Things I discovered today from knocking on neighbors’ doors after the Buffalo Blizzard:

  • An elderly neighbor, who had an electric stove (but no electricity) had no way of heating up the food she had stored.
  • Two neighbors had no way of communicating (in case of serious emergency) because their phones died (and they were completely snowed in their houses).
  • A really unlucky neighbor’s window got smashed in early into the blizzard (from a patio pole that came loose from wind gusts)—causing blizzard like conditions to scream into her living room of her unpowered house.

I share this, not to share how helpful I was in helping solve these problems, but as a reminder that sometimes, the people who need the most help are the ones who have the most trouble asking.

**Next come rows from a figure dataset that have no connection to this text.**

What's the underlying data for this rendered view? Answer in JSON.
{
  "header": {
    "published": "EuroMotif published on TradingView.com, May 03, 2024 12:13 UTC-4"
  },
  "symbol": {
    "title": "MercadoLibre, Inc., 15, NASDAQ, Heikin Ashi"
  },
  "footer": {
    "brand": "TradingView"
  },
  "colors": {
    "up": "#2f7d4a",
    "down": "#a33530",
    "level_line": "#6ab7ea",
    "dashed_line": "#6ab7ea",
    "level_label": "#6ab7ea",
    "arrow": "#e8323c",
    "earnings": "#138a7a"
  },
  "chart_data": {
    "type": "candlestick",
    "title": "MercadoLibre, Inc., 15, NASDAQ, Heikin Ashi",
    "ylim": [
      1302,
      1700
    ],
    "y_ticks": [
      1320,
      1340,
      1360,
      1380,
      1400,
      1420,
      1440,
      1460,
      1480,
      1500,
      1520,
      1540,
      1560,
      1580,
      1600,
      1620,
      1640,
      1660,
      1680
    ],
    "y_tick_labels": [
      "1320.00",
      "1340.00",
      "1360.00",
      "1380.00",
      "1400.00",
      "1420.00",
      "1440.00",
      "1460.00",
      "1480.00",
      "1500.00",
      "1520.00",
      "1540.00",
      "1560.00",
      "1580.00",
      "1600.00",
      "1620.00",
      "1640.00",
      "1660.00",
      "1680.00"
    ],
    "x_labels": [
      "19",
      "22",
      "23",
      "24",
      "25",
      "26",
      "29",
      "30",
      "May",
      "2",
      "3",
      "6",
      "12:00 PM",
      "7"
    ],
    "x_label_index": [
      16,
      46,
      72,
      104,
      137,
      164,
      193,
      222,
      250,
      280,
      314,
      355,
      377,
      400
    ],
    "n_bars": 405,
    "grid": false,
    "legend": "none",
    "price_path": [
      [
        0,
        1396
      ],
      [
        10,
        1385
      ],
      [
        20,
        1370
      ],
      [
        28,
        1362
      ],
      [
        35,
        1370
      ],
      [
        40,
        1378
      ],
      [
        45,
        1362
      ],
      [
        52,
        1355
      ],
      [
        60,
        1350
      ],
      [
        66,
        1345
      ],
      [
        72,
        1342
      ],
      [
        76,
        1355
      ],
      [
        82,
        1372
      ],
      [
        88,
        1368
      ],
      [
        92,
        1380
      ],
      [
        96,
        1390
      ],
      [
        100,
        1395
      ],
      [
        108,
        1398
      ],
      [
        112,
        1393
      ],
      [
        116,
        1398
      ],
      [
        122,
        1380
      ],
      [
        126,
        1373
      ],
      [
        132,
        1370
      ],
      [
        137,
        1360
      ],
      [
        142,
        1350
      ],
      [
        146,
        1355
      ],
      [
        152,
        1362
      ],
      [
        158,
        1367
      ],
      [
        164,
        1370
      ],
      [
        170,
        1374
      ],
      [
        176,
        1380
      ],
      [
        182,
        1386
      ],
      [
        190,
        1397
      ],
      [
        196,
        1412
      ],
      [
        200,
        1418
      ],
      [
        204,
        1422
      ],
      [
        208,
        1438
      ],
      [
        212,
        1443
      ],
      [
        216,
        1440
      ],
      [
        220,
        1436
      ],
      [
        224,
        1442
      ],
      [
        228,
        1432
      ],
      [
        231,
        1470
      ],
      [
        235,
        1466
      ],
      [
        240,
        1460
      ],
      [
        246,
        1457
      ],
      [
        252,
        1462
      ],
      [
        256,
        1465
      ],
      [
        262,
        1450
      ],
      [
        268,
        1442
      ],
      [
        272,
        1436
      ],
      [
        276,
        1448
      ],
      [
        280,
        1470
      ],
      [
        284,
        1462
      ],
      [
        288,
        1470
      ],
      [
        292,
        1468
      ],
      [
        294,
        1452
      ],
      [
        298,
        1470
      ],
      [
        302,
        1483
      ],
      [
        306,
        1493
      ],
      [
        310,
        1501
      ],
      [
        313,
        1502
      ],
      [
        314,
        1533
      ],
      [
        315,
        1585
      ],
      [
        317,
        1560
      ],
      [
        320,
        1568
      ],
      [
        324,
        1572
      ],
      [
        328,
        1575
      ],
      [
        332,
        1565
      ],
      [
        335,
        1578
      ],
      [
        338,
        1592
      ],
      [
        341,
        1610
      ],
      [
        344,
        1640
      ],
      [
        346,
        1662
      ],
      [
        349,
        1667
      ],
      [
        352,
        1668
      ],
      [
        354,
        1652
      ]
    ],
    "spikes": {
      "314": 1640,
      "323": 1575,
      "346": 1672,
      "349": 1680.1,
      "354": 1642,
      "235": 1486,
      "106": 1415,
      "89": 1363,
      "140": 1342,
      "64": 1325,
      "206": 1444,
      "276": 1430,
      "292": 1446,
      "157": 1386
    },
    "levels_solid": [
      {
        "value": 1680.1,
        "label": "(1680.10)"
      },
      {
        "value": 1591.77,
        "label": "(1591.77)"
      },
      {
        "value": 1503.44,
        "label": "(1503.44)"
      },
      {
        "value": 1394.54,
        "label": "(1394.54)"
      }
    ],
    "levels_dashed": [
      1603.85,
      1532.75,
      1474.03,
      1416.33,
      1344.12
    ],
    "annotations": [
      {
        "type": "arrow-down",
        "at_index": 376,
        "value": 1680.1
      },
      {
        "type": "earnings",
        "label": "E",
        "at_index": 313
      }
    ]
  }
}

The elderly neighbor wasn’t gonna trudge through the snow knocking on doors to ask for help—and the neighbor whose window got smashed in was so barricaded with snow that she couldn’t even open her front door without risking it breaking from bowing.

This goes for the people in everyday weather situations just as much as it does for people in the midst of a post-blizzard reality.

If you can find it in yourself to take the initiative, offer help proactively, and make it a regular selfless practice of asking something as simple as: “Hey! Is there anything I can do to help you?”—I imagine you’ll make a profound impact in the lives of some really grateful, humble-hearted people.